Regarding your "all hardware possibly failing" and the example of a starter motor to imply that I am trying to disappear a technical problem with a semantic argument, I think I am (especially in that cousin reply) being quite a bit more specific.

Basically, when it comes to safety mechanisms that exist as a layer on top of a process and aren't necessary at all, I simply shouldn't have to even think about reinventing another safety mechanism on top of the safety mechanism. Get one that isn't defective.

A hard-drive isn't defective just because it fails: it's expected to. A RAID controller is also expected to fail...JUST NOT SILENTLY.

In the seatbelt example: should you even think about having to tie your seatbelt to the buckle with sturdy rope, for real safety in case the seatbelt just doesn't buckle when it seems to, or comes undone like a ripped shirt button at the slightest firm tug?

No. You should get an actual seatbelt.

Basically, the standard you hold a control layer to is different from the standard you hold an underlying process to.

It would be like the difference between your brake failing and your (for added safety) handbreak failing, which you only engage on top of the motor's brake anyway.

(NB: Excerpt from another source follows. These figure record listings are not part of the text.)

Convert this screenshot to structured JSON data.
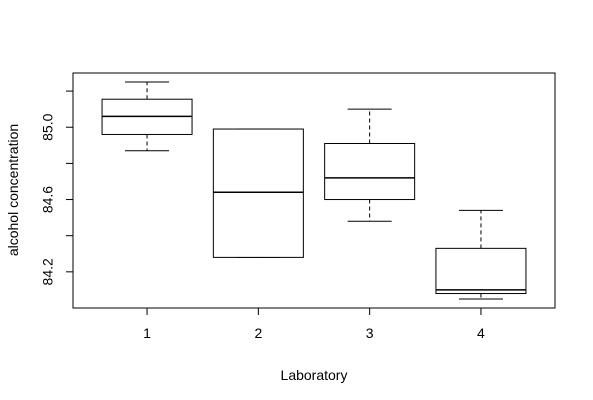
{
  "chart_data": {
    "type": "boxplot",
    "x_label": "Laboratory",
    "y_label": "alcohol concentration",
    "categories": [
      "1",
      "2",
      "3",
      "4"
    ],
    "boxes": [
      {
        "whisker_low": 84.87,
        "q1": 84.96,
        "median": 85.06,
        "q3": 85.155,
        "whisker_high": 85.25
      },
      {
        "whisker_low": 84.28,
        "q1": 84.28,
        "median": 84.64,
        "q3": 84.99,
        "whisker_high": 84.99
      },
      {
        "whisker_low": 84.48,
        "q1": 84.6,
        "median": 84.72,
        "q3": 84.91,
        "whisker_high": 85.1
      },
      {
        "whisker_low": 84.05,
        "q1": 84.08,
        "median": 84.1,
        "q3": 84.33,
        "whisker_high": 84.54
      }
    ],
    "ylim": [
      84.0,
      85.3
    ],
    "yticks": [
      {
        "value": 84.2,
        "label": "84.2"
      },
      {
        "value": 84.4,
        "label": null
      },
      {
        "value": 84.6,
        "label": "84.6"
      },
      {
        "value": 84.8,
        "label": null
      },
      {
        "value": 85.0,
        "label": "85.0"
      },
      {
        "value": 85.2,
        "label": null
      }
    ],
    "color": "#000000"
  }
}
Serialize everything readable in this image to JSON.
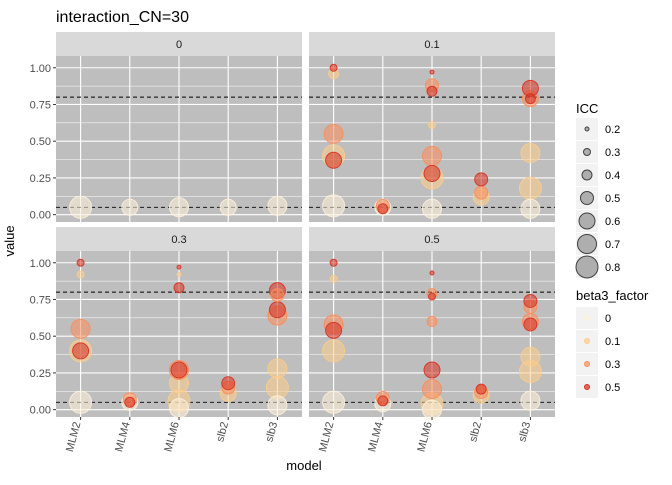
{
  "chart_data": {
    "type": "scatter",
    "title": "interaction_CN=30",
    "xlabel": "model",
    "ylabel": "value",
    "categories": [
      "MLM2",
      "MLM4",
      "MLM6",
      "slb2",
      "slb3"
    ],
    "ylim": [
      -0.05,
      1.08
    ],
    "yticks": [
      "0.00",
      "0.25",
      "0.50",
      "0.75",
      "1.00"
    ],
    "ytick_values": [
      0,
      0.25,
      0.5,
      0.75,
      1.0
    ],
    "hlines": [
      0.05,
      0.8
    ],
    "panels": [
      {
        "label": "0",
        "points": [
          {
            "x": "MLM2",
            "y": 0.05,
            "icc": 0.8,
            "beta3": "0"
          },
          {
            "x": "MLM4",
            "y": 0.05,
            "icc": 0.6,
            "beta3": "0"
          },
          {
            "x": "MLM6",
            "y": 0.05,
            "icc": 0.7,
            "beta3": "0"
          },
          {
            "x": "slb2",
            "y": 0.05,
            "icc": 0.6,
            "beta3": "0"
          },
          {
            "x": "slb3",
            "y": 0.06,
            "icc": 0.7,
            "beta3": "0"
          }
        ]
      },
      {
        "label": "0.1",
        "points": [
          {
            "x": "MLM2",
            "y": 0.06,
            "icc": 0.8,
            "beta3": "0"
          },
          {
            "x": "MLM2",
            "y": 0.4,
            "icc": 0.8,
            "beta3": "0.1"
          },
          {
            "x": "MLM2",
            "y": 0.55,
            "icc": 0.7,
            "beta3": "0.3"
          },
          {
            "x": "MLM2",
            "y": 0.37,
            "icc": 0.6,
            "beta3": "0.5"
          },
          {
            "x": "MLM2",
            "y": 0.96,
            "icc": 0.4,
            "beta3": "0.1"
          },
          {
            "x": "MLM2",
            "y": 1.0,
            "icc": 0.3,
            "beta3": "0.5"
          },
          {
            "x": "MLM4",
            "y": 0.05,
            "icc": 0.6,
            "beta3": "0"
          },
          {
            "x": "MLM4",
            "y": 0.06,
            "icc": 0.5,
            "beta3": "0.3"
          },
          {
            "x": "MLM4",
            "y": 0.04,
            "icc": 0.4,
            "beta3": "0.5"
          },
          {
            "x": "MLM6",
            "y": 0.04,
            "icc": 0.7,
            "beta3": "0"
          },
          {
            "x": "MLM6",
            "y": 0.25,
            "icc": 0.8,
            "beta3": "0.1"
          },
          {
            "x": "MLM6",
            "y": 0.4,
            "icc": 0.7,
            "beta3": "0.3"
          },
          {
            "x": "MLM6",
            "y": 0.28,
            "icc": 0.6,
            "beta3": "0.5"
          },
          {
            "x": "MLM6",
            "y": 0.61,
            "icc": 0.3,
            "beta3": "0.1"
          },
          {
            "x": "MLM6",
            "y": 0.88,
            "icc": 0.5,
            "beta3": "0.3"
          },
          {
            "x": "MLM6",
            "y": 0.84,
            "icc": 0.4,
            "beta3": "0.5"
          },
          {
            "x": "MLM6",
            "y": 0.97,
            "icc": 0.2,
            "beta3": "0.5"
          },
          {
            "x": "slb2",
            "y": 0.12,
            "icc": 0.6,
            "beta3": "0.1"
          },
          {
            "x": "slb2",
            "y": 0.15,
            "icc": 0.5,
            "beta3": "0.3"
          },
          {
            "x": "slb2",
            "y": 0.24,
            "icc": 0.5,
            "beta3": "0.5"
          },
          {
            "x": "slb3",
            "y": 0.04,
            "icc": 0.7,
            "beta3": "0"
          },
          {
            "x": "slb3",
            "y": 0.18,
            "icc": 0.8,
            "beta3": "0.1"
          },
          {
            "x": "slb3",
            "y": 0.42,
            "icc": 0.7,
            "beta3": "0.1"
          },
          {
            "x": "slb3",
            "y": 0.79,
            "icc": 0.6,
            "beta3": "0.3"
          },
          {
            "x": "slb3",
            "y": 0.86,
            "icc": 0.6,
            "beta3": "0.5"
          },
          {
            "x": "slb3",
            "y": 0.79,
            "icc": 0.4,
            "beta3": "0.5"
          }
        ]
      },
      {
        "label": "0.3",
        "points": [
          {
            "x": "MLM2",
            "y": 0.05,
            "icc": 0.8,
            "beta3": "0"
          },
          {
            "x": "MLM2",
            "y": 0.4,
            "icc": 0.8,
            "beta3": "0.1"
          },
          {
            "x": "MLM2",
            "y": 0.55,
            "icc": 0.7,
            "beta3": "0.3"
          },
          {
            "x": "MLM2",
            "y": 0.4,
            "icc": 0.6,
            "beta3": "0.5"
          },
          {
            "x": "MLM2",
            "y": 0.92,
            "icc": 0.3,
            "beta3": "0.1"
          },
          {
            "x": "MLM2",
            "y": 1.0,
            "icc": 0.3,
            "beta3": "0.5"
          },
          {
            "x": "MLM4",
            "y": 0.05,
            "icc": 0.6,
            "beta3": "0"
          },
          {
            "x": "MLM4",
            "y": 0.07,
            "icc": 0.5,
            "beta3": "0.3"
          },
          {
            "x": "MLM4",
            "y": 0.05,
            "icc": 0.4,
            "beta3": "0.5"
          },
          {
            "x": "MLM6",
            "y": 0.01,
            "icc": 0.7,
            "beta3": "0"
          },
          {
            "x": "MLM6",
            "y": 0.06,
            "icc": 0.8,
            "beta3": "0.1"
          },
          {
            "x": "MLM6",
            "y": 0.18,
            "icc": 0.7,
            "beta3": "0.1"
          },
          {
            "x": "MLM6",
            "y": 0.27,
            "icc": 0.7,
            "beta3": "0.3"
          },
          {
            "x": "MLM6",
            "y": 0.27,
            "icc": 0.6,
            "beta3": "0.5"
          },
          {
            "x": "MLM6",
            "y": 0.83,
            "icc": 0.4,
            "beta3": "0.5"
          },
          {
            "x": "MLM6",
            "y": 0.92,
            "icc": 0.2,
            "beta3": "0.1"
          },
          {
            "x": "MLM6",
            "y": 0.97,
            "icc": 0.2,
            "beta3": "0.5"
          },
          {
            "x": "slb2",
            "y": 0.11,
            "icc": 0.6,
            "beta3": "0.1"
          },
          {
            "x": "slb2",
            "y": 0.15,
            "icc": 0.5,
            "beta3": "0.3"
          },
          {
            "x": "slb2",
            "y": 0.18,
            "icc": 0.5,
            "beta3": "0.5"
          },
          {
            "x": "slb3",
            "y": 0.03,
            "icc": 0.7,
            "beta3": "0"
          },
          {
            "x": "slb3",
            "y": 0.15,
            "icc": 0.8,
            "beta3": "0.1"
          },
          {
            "x": "slb3",
            "y": 0.28,
            "icc": 0.7,
            "beta3": "0.1"
          },
          {
            "x": "slb3",
            "y": 0.64,
            "icc": 0.7,
            "beta3": "0.3"
          },
          {
            "x": "slb3",
            "y": 0.68,
            "icc": 0.6,
            "beta3": "0.5"
          },
          {
            "x": "slb3",
            "y": 0.78,
            "icc": 0.5,
            "beta3": "0.3"
          },
          {
            "x": "slb3",
            "y": 0.81,
            "icc": 0.6,
            "beta3": "0.5"
          }
        ]
      },
      {
        "label": "0.5",
        "points": [
          {
            "x": "MLM2",
            "y": 0.05,
            "icc": 0.8,
            "beta3": "0"
          },
          {
            "x": "MLM2",
            "y": 0.4,
            "icc": 0.8,
            "beta3": "0.1"
          },
          {
            "x": "MLM2",
            "y": 0.58,
            "icc": 0.7,
            "beta3": "0.3"
          },
          {
            "x": "MLM2",
            "y": 0.54,
            "icc": 0.6,
            "beta3": "0.5"
          },
          {
            "x": "MLM2",
            "y": 0.89,
            "icc": 0.3,
            "beta3": "0.1"
          },
          {
            "x": "MLM2",
            "y": 1.0,
            "icc": 0.3,
            "beta3": "0.5"
          },
          {
            "x": "MLM4",
            "y": 0.04,
            "icc": 0.6,
            "beta3": "0"
          },
          {
            "x": "MLM4",
            "y": 0.08,
            "icc": 0.5,
            "beta3": "0.3"
          },
          {
            "x": "MLM4",
            "y": 0.06,
            "icc": 0.4,
            "beta3": "0.5"
          },
          {
            "x": "MLM6",
            "y": 0.0,
            "icc": 0.7,
            "beta3": "0"
          },
          {
            "x": "MLM6",
            "y": 0.04,
            "icc": 0.8,
            "beta3": "0.1"
          },
          {
            "x": "MLM6",
            "y": 0.14,
            "icc": 0.7,
            "beta3": "0.3"
          },
          {
            "x": "MLM6",
            "y": 0.27,
            "icc": 0.6,
            "beta3": "0.5"
          },
          {
            "x": "MLM6",
            "y": 0.6,
            "icc": 0.4,
            "beta3": "0.3"
          },
          {
            "x": "MLM6",
            "y": 0.79,
            "icc": 0.4,
            "beta3": "0.3"
          },
          {
            "x": "MLM6",
            "y": 0.77,
            "icc": 0.3,
            "beta3": "0.5"
          },
          {
            "x": "MLM6",
            "y": 0.93,
            "icc": 0.2,
            "beta3": "0.5"
          },
          {
            "x": "slb2",
            "y": 0.1,
            "icc": 0.6,
            "beta3": "0.1"
          },
          {
            "x": "slb2",
            "y": 0.12,
            "icc": 0.5,
            "beta3": "0.3"
          },
          {
            "x": "slb2",
            "y": 0.14,
            "icc": 0.4,
            "beta3": "0.5"
          },
          {
            "x": "slb3",
            "y": 0.06,
            "icc": 0.7,
            "beta3": "0"
          },
          {
            "x": "slb3",
            "y": 0.26,
            "icc": 0.8,
            "beta3": "0.1"
          },
          {
            "x": "slb3",
            "y": 0.36,
            "icc": 0.7,
            "beta3": "0.1"
          },
          {
            "x": "slb3",
            "y": 0.6,
            "icc": 0.6,
            "beta3": "0.3"
          },
          {
            "x": "slb3",
            "y": 0.58,
            "icc": 0.5,
            "beta3": "0.5"
          },
          {
            "x": "slb3",
            "y": 0.7,
            "icc": 0.5,
            "beta3": "0.3"
          },
          {
            "x": "slb3",
            "y": 0.74,
            "icc": 0.5,
            "beta3": "0.5"
          }
        ]
      }
    ],
    "legend_size": {
      "title": "ICC",
      "levels": [
        {
          "label": "0.2",
          "value": 0.2
        },
        {
          "label": "0.3",
          "value": 0.3
        },
        {
          "label": "0.4",
          "value": 0.4
        },
        {
          "label": "0.5",
          "value": 0.5
        },
        {
          "label": "0.6",
          "value": 0.6
        },
        {
          "label": "0.7",
          "value": 0.7
        },
        {
          "label": "0.8",
          "value": 0.8
        }
      ]
    },
    "legend_color": {
      "title": "beta3_factor",
      "levels": [
        {
          "label": "0",
          "color": "#FEF0D9"
        },
        {
          "label": "0.1",
          "color": "#FDCC8A"
        },
        {
          "label": "0.3",
          "color": "#FC8D59"
        },
        {
          "label": "0.5",
          "color": "#D7301F"
        }
      ]
    },
    "legend_placement": "right",
    "grid": true,
    "colors": {
      "panel_bg": "#BEBEBE",
      "strip_bg": "#D9D9D9",
      "grid": "#FFFFFF",
      "legend_key_bg": "#F2F2F2"
    }
  }
}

If the motor brake fails you would start rolling (if you're on a bit of an incline). But you shouldn't even have to think about a hand-brake 'just failing' in the same condition.

Sure it can fail if you are being towed without being lifted, or whatever, in an extreme situation. But in a normal situation?

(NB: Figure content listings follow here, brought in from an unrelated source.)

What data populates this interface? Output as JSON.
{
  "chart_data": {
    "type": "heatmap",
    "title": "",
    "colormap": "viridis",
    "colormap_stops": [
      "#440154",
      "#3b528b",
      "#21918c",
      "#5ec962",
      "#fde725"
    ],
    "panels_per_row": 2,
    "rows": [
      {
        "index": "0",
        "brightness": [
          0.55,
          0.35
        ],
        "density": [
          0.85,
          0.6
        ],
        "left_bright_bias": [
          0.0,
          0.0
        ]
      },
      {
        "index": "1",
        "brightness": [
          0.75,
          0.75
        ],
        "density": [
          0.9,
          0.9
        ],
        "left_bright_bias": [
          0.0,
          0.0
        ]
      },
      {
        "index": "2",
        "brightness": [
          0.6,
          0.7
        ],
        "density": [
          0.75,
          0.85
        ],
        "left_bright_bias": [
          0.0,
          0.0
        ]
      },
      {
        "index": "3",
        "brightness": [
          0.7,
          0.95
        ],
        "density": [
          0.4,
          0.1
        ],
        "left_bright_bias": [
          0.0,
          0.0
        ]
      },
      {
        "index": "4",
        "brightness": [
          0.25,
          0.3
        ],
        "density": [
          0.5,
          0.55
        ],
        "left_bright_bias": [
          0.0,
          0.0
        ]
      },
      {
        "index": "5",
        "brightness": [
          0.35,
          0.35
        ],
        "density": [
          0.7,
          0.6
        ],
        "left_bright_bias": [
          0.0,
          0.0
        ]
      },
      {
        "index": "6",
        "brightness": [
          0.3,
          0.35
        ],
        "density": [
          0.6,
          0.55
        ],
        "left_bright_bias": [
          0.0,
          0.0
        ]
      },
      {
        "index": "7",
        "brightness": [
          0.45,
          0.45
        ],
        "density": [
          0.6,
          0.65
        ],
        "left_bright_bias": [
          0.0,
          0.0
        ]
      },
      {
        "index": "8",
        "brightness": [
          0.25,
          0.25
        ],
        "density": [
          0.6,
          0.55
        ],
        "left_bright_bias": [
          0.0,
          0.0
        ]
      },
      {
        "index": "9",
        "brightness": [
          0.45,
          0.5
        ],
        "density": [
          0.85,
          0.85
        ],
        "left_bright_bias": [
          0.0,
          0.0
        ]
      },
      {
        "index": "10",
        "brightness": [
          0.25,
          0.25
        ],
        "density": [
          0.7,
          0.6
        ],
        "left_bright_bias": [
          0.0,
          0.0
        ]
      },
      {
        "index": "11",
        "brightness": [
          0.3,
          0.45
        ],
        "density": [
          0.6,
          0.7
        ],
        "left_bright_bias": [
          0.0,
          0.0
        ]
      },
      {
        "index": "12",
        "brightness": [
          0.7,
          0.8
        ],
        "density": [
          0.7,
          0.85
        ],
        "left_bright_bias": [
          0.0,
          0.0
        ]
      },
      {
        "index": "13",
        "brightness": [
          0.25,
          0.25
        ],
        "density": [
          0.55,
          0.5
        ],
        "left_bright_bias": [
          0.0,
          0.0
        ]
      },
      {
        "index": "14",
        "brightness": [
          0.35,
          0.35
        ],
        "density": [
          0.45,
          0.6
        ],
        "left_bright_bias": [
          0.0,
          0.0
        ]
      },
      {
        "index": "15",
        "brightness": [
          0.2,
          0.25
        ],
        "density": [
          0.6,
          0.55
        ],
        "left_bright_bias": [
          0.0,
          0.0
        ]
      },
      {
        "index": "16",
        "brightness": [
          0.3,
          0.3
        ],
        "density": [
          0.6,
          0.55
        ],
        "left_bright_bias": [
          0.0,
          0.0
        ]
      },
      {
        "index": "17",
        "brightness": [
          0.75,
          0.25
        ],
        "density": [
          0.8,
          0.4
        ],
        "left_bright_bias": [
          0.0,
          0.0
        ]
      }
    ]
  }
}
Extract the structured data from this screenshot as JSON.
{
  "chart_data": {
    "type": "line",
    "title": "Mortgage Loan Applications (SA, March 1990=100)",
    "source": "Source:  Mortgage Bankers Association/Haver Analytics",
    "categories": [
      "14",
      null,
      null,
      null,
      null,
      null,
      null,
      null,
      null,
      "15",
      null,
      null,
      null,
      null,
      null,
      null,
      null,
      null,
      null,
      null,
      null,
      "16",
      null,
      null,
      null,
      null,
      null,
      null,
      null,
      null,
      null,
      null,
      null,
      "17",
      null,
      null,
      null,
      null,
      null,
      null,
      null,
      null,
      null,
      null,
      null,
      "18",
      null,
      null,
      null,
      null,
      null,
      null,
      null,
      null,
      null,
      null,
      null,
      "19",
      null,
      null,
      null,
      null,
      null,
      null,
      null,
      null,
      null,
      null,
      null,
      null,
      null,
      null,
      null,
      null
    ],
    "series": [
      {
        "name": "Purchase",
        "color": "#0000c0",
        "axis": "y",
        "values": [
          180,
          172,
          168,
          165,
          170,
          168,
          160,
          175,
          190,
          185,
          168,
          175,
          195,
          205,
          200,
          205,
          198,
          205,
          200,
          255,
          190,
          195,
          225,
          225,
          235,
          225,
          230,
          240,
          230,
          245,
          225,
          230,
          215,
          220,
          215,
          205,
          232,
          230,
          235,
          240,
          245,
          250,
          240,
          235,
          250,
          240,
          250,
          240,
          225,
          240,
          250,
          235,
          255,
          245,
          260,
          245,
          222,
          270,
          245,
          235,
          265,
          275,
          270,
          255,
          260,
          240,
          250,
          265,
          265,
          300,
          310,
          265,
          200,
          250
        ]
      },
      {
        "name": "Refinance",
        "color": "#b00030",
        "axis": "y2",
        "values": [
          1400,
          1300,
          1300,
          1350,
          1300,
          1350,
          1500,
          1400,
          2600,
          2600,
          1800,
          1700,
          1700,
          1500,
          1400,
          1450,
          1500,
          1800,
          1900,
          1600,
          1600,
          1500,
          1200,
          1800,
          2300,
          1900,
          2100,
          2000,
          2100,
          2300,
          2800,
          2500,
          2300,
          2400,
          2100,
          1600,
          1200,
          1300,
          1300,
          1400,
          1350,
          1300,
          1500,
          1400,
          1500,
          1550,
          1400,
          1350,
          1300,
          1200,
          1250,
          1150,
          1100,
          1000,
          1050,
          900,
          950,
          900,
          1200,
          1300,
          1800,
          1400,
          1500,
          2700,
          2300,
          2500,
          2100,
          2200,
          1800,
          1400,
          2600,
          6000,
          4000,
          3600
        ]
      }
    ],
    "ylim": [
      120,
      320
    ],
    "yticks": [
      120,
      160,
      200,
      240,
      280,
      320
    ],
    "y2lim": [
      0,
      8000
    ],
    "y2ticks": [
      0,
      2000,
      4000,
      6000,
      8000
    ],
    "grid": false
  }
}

Basically, it is a difference of both category/kind AND of degree.

I am certainly not saying that a parking brake can never fail. I am not saying a raid controller can never fail.

I am saying that both of these, when they are layers on top of a normal process, should be out of sight, below your threshold of having to control for it. If they're not, you need to get a different one.

You don't get six insurance policies against the same earthquake possibility, hoping that they won't ALL decide to out-lawyer you or go bankrupt. You get real insurance that's properly reinsured. Check up on them. Find a real one.

Raid failure is fine. Silent raid failure is not fine.

(checksum failure with an exception is fine; checksum failure with no exception, warning, or error, just a random checksum produced - or a check randomly passing when the checksum doesn't match the one you provided, is not okay. fix your checksum, get a real one - don't build another layer on top, for the cases that your checksum is a randomized print statement or your insurance policy a monthly donation from you to a non-charitable organization that puts aside a portion to out-lawyer you with if you try to make a claim, with the rest spent on advertising or being their profit. That's not an insurance policy, that's a scam.)

[koeselitz]

Yeah, I think we're in general agreement. With RAID that is the way RAID is supposed and expected to be, the chance of silent failure very, very small.